Vers un "New Deal" de l'externalisation des services publics ?

Un rapport remis à Bercy, mercredi - jour de la présentation en conseil des ministres du projet de loi sur la fonction publique - préconise de recourir massivement à l’externalisation des services publics, en dehors du cœur de mission de l’État. Les économies escomptées se chiffreraient à 25 milliards d’euros.

La polémique sur la privatisation d’ADP n’est pas retombée qu’un rapport sur les services publics remis au ministre de l'Action et des Comptes publics, Gérald Darmanin, mercredi 27 mars, risque de faire du bruit. Réalisé par la société Webhelp (spécialisée dans la relation usager) en collaboration avec Altermind, ce rapport propose de recourir massivement à l’externalisation des services publics pour faire la "chasse aux inefficiences". Un "New Deal" des services publics qui représenterait un potentiel d’économies de 25 milliards d’euros "à qualité de service au moins égale", assure ce rapport de plus de 80 pages, présenté comme une "contribution au Grand Débat national". Avant d’atteindre ce rythme de croisière, Webhelp estime qu’un niveau de 6 milliards d’euros d’économies pourraient être réalisé d’ici dix ans, en compensant par l’externalisation le non-remplacement d’un départ sur deux à la retraite.
Alors que la qualité de service public arrive en bonne place dans les revendications des Français à l’occasion du Grand Débat, le rapport propose ainsi de confier au privé les services qui ne font pas partie du "cœur de mission de l’État", à savoir le "front office" (accueil des clients, prise de rendez-vous, réponse aux questions des usagers…), le "back office" (reporting, gestion des effectifs, archivage…) et autres fonctions supports (restauration, nettoyage, ressources humaines, informatique, finances…). 
"Les enjeux de l’externalisation sont souvent mal posés en France : elle est identifiée à tort comme un abandon du service public et soulève à ce titre les réticences des syndicats de fonctionnaires et de certains usagers", estime Webhelp, pour qui elle constitue au contraire "une opportunité pour les services publics de se repositionner sur le coeur de leur mission".

New Public Management

La France qui se trouve "dans une impasse financière" accuserait un retard important par rapport aux pays les plus avancés dans ce domaine, comme les pays scandinaves ou les pays du Nord, adeptes du New Public Management. L’externalisation (consommations intermédiaires) ne représente que 28% des dépenses de fonctionnement en France contre plus de 48 % au Royaume-Uni, 44% en Finlande et près de 40% aux Pays-Bas, en Suède ou aux États-Unis. Mais en juillet 2018, un rapport retentissant de la Chambre des communes avait conclu à de graves défaillances dans l’outsourcing à l’anglaise, avec la faillite du groupe Carillion…
Le gisement d’économies serait tout particulièrement important dans la restauration : les repas sont externalisés à 90% dans les entreprises, contre à peine 40% dans les administrations. Les collectivités publiques pourraient ainsi réaliser 900 millions d’euros d’économie, assure le rapport qui prend aussi pour exemple l’externalisation du nettoyage ou du gardiennage par le ministère de la Défense. Le rapport puise aussi dans moult exemples locaux. La commune de Marcilly dans l’Indre-et-Loire aurait réalisé, grâce à la délégation de la restauration scolaire, au moins 40% d’économies sur les coûts de revient des repas et entre 17% et 24% sur les charges de personnel par rapport à ses voisines. Autre exemple, celui l’Opac de Saône-et-Loire qui a confié sa relation usager à… Webhelp. Selon les auteurs, les études montrent que "dans les cas où une externalisation est bien conduite les gains budgétaires atteignent 20 à 40% à qualité de service au moins égale".

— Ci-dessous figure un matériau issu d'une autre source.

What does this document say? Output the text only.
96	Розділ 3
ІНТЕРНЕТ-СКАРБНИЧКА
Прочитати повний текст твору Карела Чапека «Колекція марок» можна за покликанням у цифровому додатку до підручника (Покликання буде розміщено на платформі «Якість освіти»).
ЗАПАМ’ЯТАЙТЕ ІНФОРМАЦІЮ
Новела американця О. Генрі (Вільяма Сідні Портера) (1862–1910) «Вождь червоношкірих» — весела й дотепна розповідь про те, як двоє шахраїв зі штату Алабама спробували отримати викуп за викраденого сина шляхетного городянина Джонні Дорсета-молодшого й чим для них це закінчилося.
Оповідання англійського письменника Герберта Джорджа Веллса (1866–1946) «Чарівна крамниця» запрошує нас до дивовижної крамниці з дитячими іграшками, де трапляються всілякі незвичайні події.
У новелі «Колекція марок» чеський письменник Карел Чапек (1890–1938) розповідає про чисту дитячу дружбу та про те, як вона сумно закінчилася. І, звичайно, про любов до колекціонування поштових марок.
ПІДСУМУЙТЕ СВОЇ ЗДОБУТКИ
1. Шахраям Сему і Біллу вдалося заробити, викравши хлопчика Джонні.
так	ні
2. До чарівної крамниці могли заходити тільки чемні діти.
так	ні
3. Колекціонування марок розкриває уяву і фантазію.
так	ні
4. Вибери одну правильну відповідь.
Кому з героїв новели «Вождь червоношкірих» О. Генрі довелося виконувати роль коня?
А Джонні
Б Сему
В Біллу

"Réduire les effectifs d’agents publics"

Le rapport relève que les coûts des services publics en France représentent près de 400 milliards d'euros, soit 18% du PIB, "mais leurs résultats sont insuffisants". "Les usagers et les agents publics perçoivent une dégradation de leur action", assène-t-il, alors le poids des dépenses publiques est de 56% du PIB. Au moment même où le gouvernement présente son projet de loi sur la fonction publique, le rapport n’y va pas par quatre chemins : "Pour avoir un impact budgétaire fort, l’externalisation doit permettre de réduire les effectifs d’agents publics", souligne-t-il, suggérant d'intégrer l'externalisation dans la gestion prévisionnelle des effectifs et des compétences. Pour le gouvernement, ce rapport arrive à point nommé avec la perspective de repasser la barre des 3% du PIB l’an prochain. D’ailleurs, rappelle Webhelp, les 25 milliards d’économies de l’externalisation représentent "dix fois l’augmentation de la prime d’activité décidée en décembre 2018".